Mc.6,45-52 (10/01/2024)
45 Onmiddellijk [na de broodbreking voor vijfduizend mensen]
dwong hij zijn leerlingen in de boot te stappen
en hem vooruit te gaan naar de overkant, naar Betsaïda,
terwijl hijzelf het volk zou wegsturen.
46 Hij nam afscheid van hen en vertrok naar de berg
om te bidden.
47 Toen de avond viel
was de boot in het midden van het meer
en hij, alleen, aan land.
48 En hij zag hen zich afbeulen met roeien,
want er stond tegenwind.
Naar het einde van de nacht toe
kwam hij naar hen toe, wandelend over het meer,
en hij wilde hen voorbijgaan
[zoals bij Mozes (Ex.33,19.22;34,6) en Elia (1Kon.19,11)].

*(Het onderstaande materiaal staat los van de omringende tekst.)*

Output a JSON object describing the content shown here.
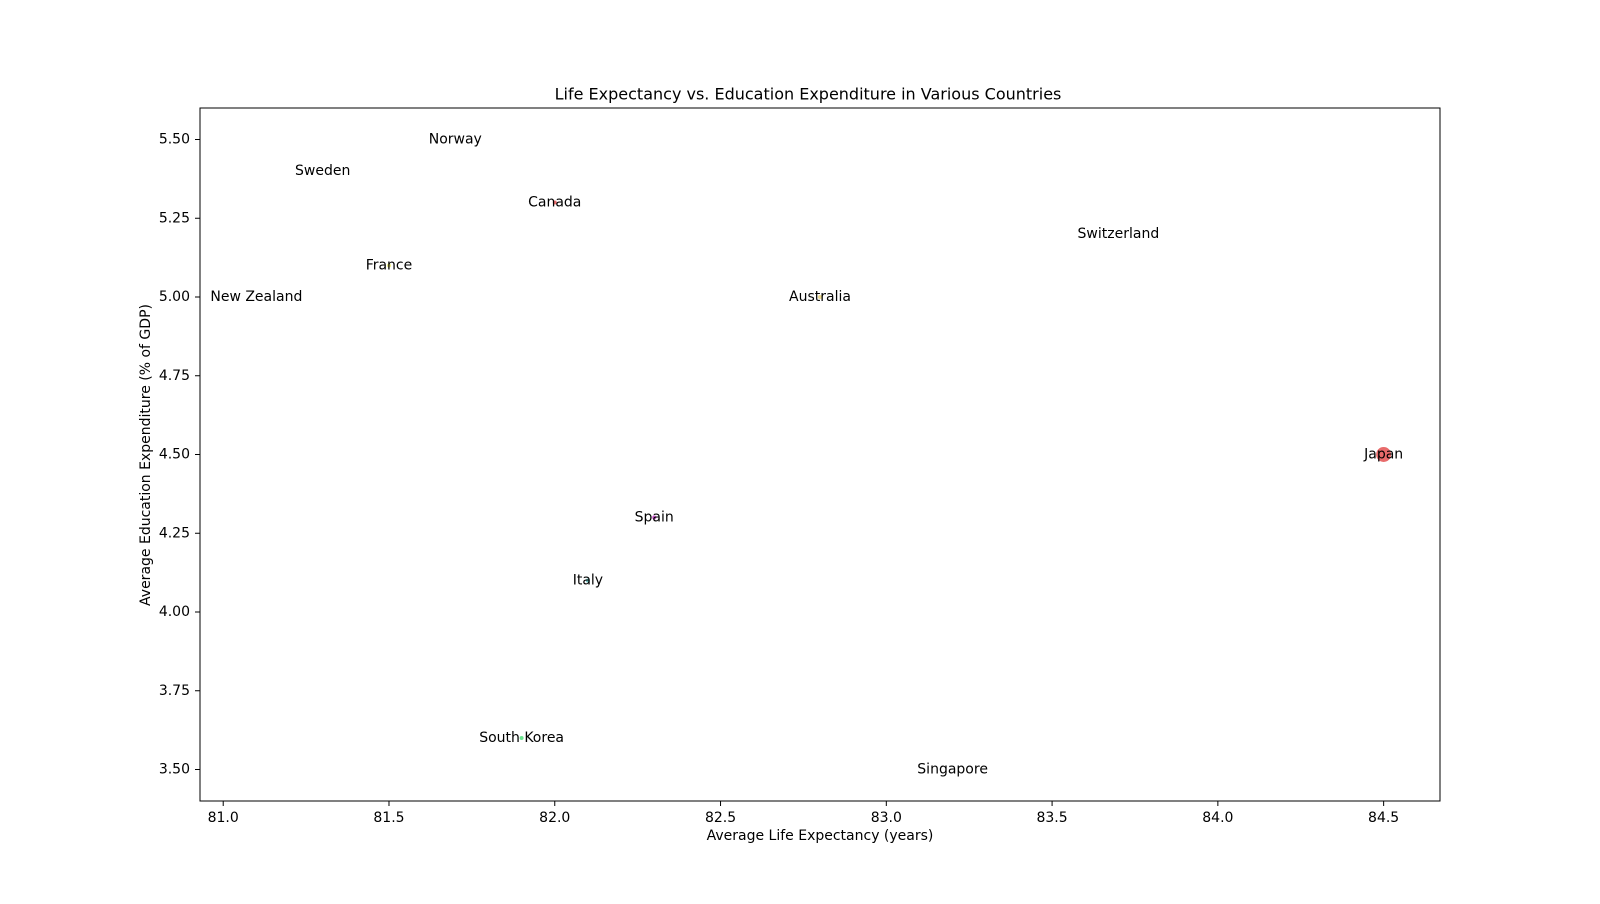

49 Maar toen zij hem zagen wandelen op het meer,
dachten ze dat het een spookverschijning was
en ze schreeuwden het uit,
50 want ze zagen hem allen
en raakten in paniek.
Onmiddellijk zei hij tegen hen:
“Hou moed! Ik ben het; wees niet bang!”
51 Hij stapte bij hen in de boot
en de wind bedaarde.
Zij waren totaal uit hun lood en verbijsterd
52 want bij het brood-gebeuren
waren ze nog niet tot inzicht gekomen,
hun hart was verhard.
Het Evangelie van vandaag klinkt heel vertrouwd, zo vertrouwd dat het risico bestaat dat we de eerste zinnen zouden overslaan. En dat zou jammer zijn, misschien is dat juist de essentie van dit verhaal.
Het verhaal begint met Jezus die iedereen wegzendt en zich afzondert. Hij gaat de berg op om er te bidden. Hij neemt de tijd om zich te verbinden met G-d.
Zou het kunnen dat juist die verbondenheid met G-d al de rest mogelijk maakt? Verbonden met G-d kan hij staande blijven terwijl hij anderen redt. Hij kan blijven staan tot de wind gaan liggen is en de leerlingen zijn aanwezigheid beginnen te vermoeden, … en dan komt er rust, stille zekerheid.
Leven in verbonden met G-d geeft vertrouwen zodat angst niet de overhand krijgt, ook niet als iedereen om je heen begint te wankelen.
Daar kunnen wij als leerlingen ook nog wel iets van leren vermoed ik, nl. regelmatig de tijd nemen om stil te vallen, ons afstemmen op G-d, zodat G-ds Geest ons mag leiden en wij staande kunnen blijven.